The simplest place to install a water softener is as close to where the mains water enters the home as possible. Often water softeners are fitted into kitchen cupboards because that’s where the mains water enters the home. However, an expert advisor can recommend where best to install the water softener, whether that’s the kitchen, utility room, basement, garage or even outside!
All EcoWater Systems softeners use tablet salt. This is widely available through retail outlets, builders/plumbers merchants, garden centres or from delivery companies. It comes in 10kg or 25kg bags. We do not recommend any particular make – just make sure it is tablet salt. Our water softeners do not take block salt because we believe it is inefficient and it is more expensive than tablet salt.
Naturally the physical size of a water softener is a factor when considering the space available in your home. (See where can I install a softener.) If the softener needs to go into a cupboard it can be difficult to sacrifice the space, but remember you don’t need to fill your cupboards with loads of cleaning products once the softener is installed! When choosing the right size softener for your home, you need to consider running costs and wear and tear. This means the more often the water softener needs to recharge, the harder it is working, the more it will cost in salt and water usage and the more wear and tear.

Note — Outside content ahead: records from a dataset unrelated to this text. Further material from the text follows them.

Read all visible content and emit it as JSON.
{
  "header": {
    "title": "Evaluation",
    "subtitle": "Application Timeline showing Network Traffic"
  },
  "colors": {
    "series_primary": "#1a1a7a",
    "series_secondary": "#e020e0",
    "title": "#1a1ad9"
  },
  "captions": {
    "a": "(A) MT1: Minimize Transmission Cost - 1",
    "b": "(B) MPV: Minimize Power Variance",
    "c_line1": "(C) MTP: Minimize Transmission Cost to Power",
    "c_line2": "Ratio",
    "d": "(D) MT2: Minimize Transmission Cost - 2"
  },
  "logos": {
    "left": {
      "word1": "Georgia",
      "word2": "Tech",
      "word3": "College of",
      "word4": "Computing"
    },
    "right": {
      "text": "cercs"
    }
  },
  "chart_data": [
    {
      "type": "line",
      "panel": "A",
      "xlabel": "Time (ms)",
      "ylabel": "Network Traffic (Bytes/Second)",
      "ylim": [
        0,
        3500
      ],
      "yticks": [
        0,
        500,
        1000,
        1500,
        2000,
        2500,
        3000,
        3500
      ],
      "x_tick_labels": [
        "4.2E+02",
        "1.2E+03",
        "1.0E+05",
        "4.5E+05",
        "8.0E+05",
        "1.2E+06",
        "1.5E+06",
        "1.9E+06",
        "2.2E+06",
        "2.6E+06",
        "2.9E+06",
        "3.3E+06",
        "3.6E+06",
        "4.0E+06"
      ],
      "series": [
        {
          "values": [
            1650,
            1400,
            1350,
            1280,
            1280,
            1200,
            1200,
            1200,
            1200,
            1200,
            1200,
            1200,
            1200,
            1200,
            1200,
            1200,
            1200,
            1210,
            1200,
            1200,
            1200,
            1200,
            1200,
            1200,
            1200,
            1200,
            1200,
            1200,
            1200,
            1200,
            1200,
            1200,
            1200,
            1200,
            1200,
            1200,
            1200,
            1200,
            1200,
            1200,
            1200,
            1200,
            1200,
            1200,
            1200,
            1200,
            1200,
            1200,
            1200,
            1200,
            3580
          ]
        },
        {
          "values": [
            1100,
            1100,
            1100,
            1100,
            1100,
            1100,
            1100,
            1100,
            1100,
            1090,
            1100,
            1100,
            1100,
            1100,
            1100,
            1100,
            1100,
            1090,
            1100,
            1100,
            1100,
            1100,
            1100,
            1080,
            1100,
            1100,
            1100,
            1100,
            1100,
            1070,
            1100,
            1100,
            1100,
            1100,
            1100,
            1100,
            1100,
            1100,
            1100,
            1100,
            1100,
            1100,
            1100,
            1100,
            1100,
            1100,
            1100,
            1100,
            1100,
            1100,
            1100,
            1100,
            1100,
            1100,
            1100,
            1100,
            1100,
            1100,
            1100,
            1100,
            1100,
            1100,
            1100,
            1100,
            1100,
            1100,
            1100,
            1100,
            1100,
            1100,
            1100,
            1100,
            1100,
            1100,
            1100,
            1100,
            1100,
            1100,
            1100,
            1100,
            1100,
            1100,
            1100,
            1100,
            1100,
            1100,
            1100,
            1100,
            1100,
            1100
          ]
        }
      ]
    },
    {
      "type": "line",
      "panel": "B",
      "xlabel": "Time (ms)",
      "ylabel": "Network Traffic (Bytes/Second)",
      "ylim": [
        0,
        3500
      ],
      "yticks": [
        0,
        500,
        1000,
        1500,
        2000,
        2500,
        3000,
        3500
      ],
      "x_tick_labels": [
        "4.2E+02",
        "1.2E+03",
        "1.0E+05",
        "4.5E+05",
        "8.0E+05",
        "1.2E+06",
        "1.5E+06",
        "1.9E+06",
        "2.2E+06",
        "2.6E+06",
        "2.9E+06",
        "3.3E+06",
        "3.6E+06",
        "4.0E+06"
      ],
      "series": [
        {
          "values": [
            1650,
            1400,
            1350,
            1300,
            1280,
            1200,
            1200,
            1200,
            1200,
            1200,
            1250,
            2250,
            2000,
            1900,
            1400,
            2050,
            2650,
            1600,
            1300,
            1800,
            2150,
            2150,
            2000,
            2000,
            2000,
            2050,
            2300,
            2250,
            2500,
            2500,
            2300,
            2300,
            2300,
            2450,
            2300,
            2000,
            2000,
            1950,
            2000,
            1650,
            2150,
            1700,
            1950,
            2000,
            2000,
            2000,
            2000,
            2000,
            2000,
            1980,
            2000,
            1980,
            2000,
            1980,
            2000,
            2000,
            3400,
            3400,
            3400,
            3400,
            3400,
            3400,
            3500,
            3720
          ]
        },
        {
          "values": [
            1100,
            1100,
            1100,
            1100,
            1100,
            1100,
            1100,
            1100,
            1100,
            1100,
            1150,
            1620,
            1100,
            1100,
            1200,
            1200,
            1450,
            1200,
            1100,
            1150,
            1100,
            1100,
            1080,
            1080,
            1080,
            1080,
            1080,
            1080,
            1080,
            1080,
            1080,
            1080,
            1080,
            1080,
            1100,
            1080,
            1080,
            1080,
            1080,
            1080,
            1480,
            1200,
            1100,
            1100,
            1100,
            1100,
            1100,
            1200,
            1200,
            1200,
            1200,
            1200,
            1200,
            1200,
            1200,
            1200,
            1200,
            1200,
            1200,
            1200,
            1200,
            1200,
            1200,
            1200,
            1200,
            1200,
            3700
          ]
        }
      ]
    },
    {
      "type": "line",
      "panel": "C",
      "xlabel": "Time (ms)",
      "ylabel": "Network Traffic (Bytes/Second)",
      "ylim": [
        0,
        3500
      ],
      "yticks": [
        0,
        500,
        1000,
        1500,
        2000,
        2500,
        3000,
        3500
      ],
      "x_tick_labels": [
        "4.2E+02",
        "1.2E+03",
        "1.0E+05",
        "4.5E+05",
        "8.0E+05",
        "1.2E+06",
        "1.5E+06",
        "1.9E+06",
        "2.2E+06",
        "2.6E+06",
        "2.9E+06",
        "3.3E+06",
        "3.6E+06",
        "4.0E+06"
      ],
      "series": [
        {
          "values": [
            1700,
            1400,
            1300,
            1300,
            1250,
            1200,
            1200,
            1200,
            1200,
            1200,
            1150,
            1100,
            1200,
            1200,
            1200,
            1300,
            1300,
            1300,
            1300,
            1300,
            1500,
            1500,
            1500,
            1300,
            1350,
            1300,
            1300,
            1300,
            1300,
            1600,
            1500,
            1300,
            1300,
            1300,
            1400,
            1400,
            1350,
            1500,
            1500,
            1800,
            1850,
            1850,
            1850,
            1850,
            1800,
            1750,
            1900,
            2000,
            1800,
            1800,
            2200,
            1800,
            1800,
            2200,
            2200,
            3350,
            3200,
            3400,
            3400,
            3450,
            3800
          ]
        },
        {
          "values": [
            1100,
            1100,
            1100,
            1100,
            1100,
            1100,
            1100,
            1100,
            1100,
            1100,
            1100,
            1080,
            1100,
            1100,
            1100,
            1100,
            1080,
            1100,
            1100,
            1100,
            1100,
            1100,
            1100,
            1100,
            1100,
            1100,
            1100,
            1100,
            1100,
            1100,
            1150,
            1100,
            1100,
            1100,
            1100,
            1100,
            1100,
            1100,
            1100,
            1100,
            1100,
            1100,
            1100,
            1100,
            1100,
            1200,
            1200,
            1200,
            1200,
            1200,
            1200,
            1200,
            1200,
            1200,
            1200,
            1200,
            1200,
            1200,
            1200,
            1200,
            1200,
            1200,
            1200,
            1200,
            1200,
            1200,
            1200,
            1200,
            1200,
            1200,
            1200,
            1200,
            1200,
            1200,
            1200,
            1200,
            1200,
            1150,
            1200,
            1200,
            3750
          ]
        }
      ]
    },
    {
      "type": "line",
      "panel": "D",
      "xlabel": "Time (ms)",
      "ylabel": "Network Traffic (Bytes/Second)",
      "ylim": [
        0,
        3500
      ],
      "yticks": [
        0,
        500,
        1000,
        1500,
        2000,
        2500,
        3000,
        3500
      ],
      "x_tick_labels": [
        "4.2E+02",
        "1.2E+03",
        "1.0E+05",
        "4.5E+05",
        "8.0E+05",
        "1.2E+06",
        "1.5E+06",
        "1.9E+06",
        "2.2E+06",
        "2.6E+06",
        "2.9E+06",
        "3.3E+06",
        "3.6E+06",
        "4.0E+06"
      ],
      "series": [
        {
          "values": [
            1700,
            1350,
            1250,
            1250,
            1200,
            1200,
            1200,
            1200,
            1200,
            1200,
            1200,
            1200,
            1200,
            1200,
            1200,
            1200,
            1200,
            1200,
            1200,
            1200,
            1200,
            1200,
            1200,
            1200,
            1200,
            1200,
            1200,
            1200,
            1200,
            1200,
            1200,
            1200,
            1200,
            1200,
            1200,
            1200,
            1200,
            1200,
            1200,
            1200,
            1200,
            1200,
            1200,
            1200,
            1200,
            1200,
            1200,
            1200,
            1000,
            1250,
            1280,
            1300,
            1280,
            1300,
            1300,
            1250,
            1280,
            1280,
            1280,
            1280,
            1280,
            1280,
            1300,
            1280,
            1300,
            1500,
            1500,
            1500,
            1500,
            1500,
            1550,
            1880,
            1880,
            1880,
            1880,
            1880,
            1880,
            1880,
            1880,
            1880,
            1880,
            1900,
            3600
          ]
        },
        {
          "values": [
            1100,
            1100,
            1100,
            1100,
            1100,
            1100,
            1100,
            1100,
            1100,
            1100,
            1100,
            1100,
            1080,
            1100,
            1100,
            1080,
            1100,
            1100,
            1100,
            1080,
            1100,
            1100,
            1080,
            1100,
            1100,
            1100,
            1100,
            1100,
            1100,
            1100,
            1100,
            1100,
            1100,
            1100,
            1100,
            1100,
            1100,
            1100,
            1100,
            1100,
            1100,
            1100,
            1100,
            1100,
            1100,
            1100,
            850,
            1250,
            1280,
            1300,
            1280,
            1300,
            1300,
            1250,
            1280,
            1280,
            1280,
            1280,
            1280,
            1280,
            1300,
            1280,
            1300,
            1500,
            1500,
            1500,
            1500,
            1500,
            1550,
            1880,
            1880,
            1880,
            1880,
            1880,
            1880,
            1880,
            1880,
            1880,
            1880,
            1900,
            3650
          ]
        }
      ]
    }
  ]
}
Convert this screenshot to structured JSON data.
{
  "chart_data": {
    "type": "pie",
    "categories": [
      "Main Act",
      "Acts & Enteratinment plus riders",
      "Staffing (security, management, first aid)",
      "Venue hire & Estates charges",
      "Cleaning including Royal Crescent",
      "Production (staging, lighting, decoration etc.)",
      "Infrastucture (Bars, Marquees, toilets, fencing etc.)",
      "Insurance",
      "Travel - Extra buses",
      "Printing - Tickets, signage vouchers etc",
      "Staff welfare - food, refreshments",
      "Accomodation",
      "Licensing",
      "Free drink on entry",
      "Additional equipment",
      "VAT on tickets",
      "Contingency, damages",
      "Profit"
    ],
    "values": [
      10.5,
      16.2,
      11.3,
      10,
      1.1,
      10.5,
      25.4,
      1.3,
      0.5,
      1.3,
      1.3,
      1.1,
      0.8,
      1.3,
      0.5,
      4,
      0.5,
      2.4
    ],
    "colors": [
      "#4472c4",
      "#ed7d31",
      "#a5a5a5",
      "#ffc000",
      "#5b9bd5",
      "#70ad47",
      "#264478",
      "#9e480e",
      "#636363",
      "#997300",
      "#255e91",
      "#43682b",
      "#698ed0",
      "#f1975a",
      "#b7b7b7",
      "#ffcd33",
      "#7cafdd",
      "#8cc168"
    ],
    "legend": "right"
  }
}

For some people considering 24/7 block salt water softeners, the size of the softener may appear irrelevant. However, a 24/7 softener can be expensive to run, if it needs to recharge 2 or 3 times a day.
For others looking at single tank softeners may fear the wrong size will mean they will run out of softened water. A single tank water softener, means only hard water is available when it regenerates. If it is sized too small for the home’s water usage it also will be working too hard and costing more money than necessary to run. Choosing the right capacity water softener for the home’s water usage will ensure you do not run out of soft water and it won’t cost a fortune to run.
Water softening introduces a small amount of sodium into the water. However, this is not considered a risk. To put the amount of sodium in context to other foodstuffs, British Water advise that the average amount of sodium in softened water is only a fifth of that in semi-skimmed milk, whilst processed foods can contain up to 20 times more sodium than softened water.
The water regulations currently state that a hard water tap is always recommended. However, where the water hardness is below 400ppm calcium carbonate, it complies with the drinking water regulations so there is NO mandatory requirement for a separate hard water drinking tap.
Where the water hardness exceeds 400ppm calcium carbonate, the sodium level will be above the 200ppm maximum set by the drinking water regulations so a separate hard water drinking tap becomes mandatory.
All salt based water softeners use the process of ion exchange to create soft water. Inside a water softener is a vessel of resin beads. Hard water passes over the resin beads which extract the hard minerals (calcium and magnesium) and replace them with harmless sodium ions. Scale is therefore taken out of the water which leaves the water softened.
The resin beads will eventually become exhausted and unable to pick up any more hard minerals. The softener will carry out a regeneration or recharge which will flush the hard minerals to drain. The recharge or regeneration process passes a salt water solution through the resin beads which detaches the hardness minerals, which are flushed harmlessly to drain. The resin beads are left refreshed and ready to make more softened water.